Japan is the linchpin in this regard. The United States must do everything possible to avoid any prospect of Japanese proliferation outcome that would inflame China and both Koreas alike. Issuing ultimatums or new nuclear threats to Pyongyang invites Kim to turn up the volume and conduct a second test and will not lead to anywhere but confrontation.

While everyone figures out how to respond to Strangelove's latest appearance, this time in Pyongyang, they should recall the U.S. president's admonition from the film:

"Gentlemen, there's no fighting in the war room!"



To: RetiredNow who wrote (305985)10/10/2006 9:23:22 PM
From: Proud Deplorable  Read Replies (1) | Respond to of 1574136
 
Here's another news flash

The USA has chemical weapons AND Nuclear weapons. I don't know if you knew this or not.
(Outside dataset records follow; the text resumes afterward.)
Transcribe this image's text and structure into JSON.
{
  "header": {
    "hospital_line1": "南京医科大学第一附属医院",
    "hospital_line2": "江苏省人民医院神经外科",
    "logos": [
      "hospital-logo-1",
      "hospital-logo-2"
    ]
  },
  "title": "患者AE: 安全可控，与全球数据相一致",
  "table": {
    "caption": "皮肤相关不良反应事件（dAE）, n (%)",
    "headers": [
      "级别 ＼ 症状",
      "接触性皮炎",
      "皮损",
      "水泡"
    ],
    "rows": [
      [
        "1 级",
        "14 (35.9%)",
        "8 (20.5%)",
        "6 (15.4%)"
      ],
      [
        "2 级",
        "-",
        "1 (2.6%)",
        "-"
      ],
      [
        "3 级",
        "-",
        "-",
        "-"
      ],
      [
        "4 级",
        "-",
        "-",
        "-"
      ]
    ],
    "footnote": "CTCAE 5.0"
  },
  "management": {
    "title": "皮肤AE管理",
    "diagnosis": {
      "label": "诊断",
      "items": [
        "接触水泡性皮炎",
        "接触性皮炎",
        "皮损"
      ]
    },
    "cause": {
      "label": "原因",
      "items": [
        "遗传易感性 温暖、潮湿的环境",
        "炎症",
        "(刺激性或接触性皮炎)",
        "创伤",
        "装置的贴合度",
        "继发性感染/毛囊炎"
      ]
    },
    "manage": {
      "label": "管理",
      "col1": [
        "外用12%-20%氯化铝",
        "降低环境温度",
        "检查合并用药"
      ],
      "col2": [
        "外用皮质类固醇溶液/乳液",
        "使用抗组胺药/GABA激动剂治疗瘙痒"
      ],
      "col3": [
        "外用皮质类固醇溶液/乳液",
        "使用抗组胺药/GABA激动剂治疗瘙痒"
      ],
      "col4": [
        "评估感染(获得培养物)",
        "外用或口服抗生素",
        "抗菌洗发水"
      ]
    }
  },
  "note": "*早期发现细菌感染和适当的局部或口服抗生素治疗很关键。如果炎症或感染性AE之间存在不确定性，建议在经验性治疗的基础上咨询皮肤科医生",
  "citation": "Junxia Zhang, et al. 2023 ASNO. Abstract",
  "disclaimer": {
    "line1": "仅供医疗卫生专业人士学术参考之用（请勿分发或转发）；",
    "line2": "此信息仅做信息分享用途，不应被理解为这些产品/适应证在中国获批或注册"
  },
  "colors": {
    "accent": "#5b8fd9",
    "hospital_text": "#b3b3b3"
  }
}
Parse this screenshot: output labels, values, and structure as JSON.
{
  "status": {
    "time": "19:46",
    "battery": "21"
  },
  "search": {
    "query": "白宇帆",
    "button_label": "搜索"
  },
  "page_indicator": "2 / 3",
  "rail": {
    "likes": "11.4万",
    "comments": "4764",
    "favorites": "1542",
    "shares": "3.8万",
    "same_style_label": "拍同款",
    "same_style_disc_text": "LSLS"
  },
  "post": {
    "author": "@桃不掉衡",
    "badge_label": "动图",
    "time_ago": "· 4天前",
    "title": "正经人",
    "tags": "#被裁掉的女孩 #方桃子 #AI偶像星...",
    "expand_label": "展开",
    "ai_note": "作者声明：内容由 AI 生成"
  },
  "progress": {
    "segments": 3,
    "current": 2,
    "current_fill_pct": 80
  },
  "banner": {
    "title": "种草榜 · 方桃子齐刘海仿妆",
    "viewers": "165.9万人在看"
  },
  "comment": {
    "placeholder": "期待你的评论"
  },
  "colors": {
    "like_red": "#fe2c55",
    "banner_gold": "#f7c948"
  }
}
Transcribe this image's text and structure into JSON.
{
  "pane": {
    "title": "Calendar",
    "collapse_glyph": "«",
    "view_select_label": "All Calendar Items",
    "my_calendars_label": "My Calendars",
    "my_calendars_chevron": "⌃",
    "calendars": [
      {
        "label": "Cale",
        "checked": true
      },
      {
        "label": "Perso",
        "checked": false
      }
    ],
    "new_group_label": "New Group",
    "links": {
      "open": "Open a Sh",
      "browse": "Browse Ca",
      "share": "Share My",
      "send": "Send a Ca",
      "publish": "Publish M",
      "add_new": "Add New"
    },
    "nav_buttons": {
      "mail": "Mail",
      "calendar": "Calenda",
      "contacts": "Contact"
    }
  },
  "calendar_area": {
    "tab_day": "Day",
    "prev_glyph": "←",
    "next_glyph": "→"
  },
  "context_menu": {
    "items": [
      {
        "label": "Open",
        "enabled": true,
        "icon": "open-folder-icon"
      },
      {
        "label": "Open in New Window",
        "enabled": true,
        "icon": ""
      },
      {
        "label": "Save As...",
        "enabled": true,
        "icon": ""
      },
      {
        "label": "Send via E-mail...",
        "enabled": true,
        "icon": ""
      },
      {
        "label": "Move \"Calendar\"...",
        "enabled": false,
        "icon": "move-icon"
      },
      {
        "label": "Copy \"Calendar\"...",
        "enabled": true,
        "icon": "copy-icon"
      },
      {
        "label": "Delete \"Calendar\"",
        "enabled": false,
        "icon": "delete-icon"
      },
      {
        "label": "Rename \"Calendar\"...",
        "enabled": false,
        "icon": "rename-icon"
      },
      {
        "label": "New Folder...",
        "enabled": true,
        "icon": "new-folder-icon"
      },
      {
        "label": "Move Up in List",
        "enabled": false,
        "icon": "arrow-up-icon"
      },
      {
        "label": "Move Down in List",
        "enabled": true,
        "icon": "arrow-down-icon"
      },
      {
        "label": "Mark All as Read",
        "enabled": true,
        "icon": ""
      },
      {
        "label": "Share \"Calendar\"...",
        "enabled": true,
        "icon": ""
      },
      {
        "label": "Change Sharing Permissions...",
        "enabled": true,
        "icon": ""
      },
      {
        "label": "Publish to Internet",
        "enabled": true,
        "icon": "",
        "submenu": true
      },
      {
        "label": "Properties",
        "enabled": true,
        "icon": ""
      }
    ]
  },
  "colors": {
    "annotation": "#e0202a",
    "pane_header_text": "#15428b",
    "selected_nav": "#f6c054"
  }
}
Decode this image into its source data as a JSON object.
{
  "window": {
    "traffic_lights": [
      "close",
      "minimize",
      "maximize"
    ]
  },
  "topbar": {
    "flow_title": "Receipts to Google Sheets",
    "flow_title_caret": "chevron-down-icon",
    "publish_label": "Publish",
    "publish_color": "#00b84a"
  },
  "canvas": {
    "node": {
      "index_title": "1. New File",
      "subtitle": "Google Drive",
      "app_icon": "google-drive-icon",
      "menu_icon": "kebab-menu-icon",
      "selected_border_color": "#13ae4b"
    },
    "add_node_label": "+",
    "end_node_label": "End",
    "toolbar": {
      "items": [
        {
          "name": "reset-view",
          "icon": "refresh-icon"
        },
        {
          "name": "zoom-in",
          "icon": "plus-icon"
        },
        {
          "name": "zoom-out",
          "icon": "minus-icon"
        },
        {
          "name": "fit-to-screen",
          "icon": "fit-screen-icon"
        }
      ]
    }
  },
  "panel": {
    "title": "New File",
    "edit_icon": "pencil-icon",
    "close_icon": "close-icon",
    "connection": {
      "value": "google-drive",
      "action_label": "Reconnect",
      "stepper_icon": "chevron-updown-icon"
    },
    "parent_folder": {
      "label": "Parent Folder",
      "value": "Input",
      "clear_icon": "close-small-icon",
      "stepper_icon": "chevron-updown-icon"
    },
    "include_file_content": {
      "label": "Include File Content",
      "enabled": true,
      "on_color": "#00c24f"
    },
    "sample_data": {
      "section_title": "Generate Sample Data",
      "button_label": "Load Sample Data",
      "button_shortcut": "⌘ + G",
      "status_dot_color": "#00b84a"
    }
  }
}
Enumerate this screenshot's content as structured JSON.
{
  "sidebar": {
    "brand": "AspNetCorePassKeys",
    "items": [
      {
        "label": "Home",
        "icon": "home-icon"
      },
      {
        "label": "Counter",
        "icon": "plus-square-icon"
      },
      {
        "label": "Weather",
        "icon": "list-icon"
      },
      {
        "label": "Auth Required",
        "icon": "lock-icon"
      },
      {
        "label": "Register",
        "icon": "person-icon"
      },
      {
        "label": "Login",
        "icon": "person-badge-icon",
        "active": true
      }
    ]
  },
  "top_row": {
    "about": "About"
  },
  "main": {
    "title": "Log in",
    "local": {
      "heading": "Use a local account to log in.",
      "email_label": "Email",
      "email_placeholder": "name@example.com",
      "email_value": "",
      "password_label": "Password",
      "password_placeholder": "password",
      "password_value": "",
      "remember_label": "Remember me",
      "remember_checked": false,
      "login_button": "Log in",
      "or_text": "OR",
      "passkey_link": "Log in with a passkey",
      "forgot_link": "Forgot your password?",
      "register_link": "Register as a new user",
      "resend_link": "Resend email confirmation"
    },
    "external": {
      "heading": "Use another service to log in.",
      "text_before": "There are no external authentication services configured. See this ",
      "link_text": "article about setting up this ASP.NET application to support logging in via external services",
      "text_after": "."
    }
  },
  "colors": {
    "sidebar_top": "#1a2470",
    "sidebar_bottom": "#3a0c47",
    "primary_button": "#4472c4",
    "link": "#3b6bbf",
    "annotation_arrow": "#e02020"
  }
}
Anyway this guy is positively weird and probably dangerous or maybe hes not. Usually the biggest mouths are full of hot air.

In either case there is no way on earth that the USA can win a war with N Korea. They already tried in case you don't remember, sad but true. N Koreans are polished in their militarism, something westerners are not and there are no weapons on earth that will defeat them unless of course the USA uses nuclear weapons which it will NOT because everyone in the region will hate them if they do.

No the best thing is time...tincture of time will change things as it always does. No need for knee jerk reactions. If proliferation is in the future and it is mans destiny to try to destroy his own home than no point getting in an uproar over it because stress is resisting what is.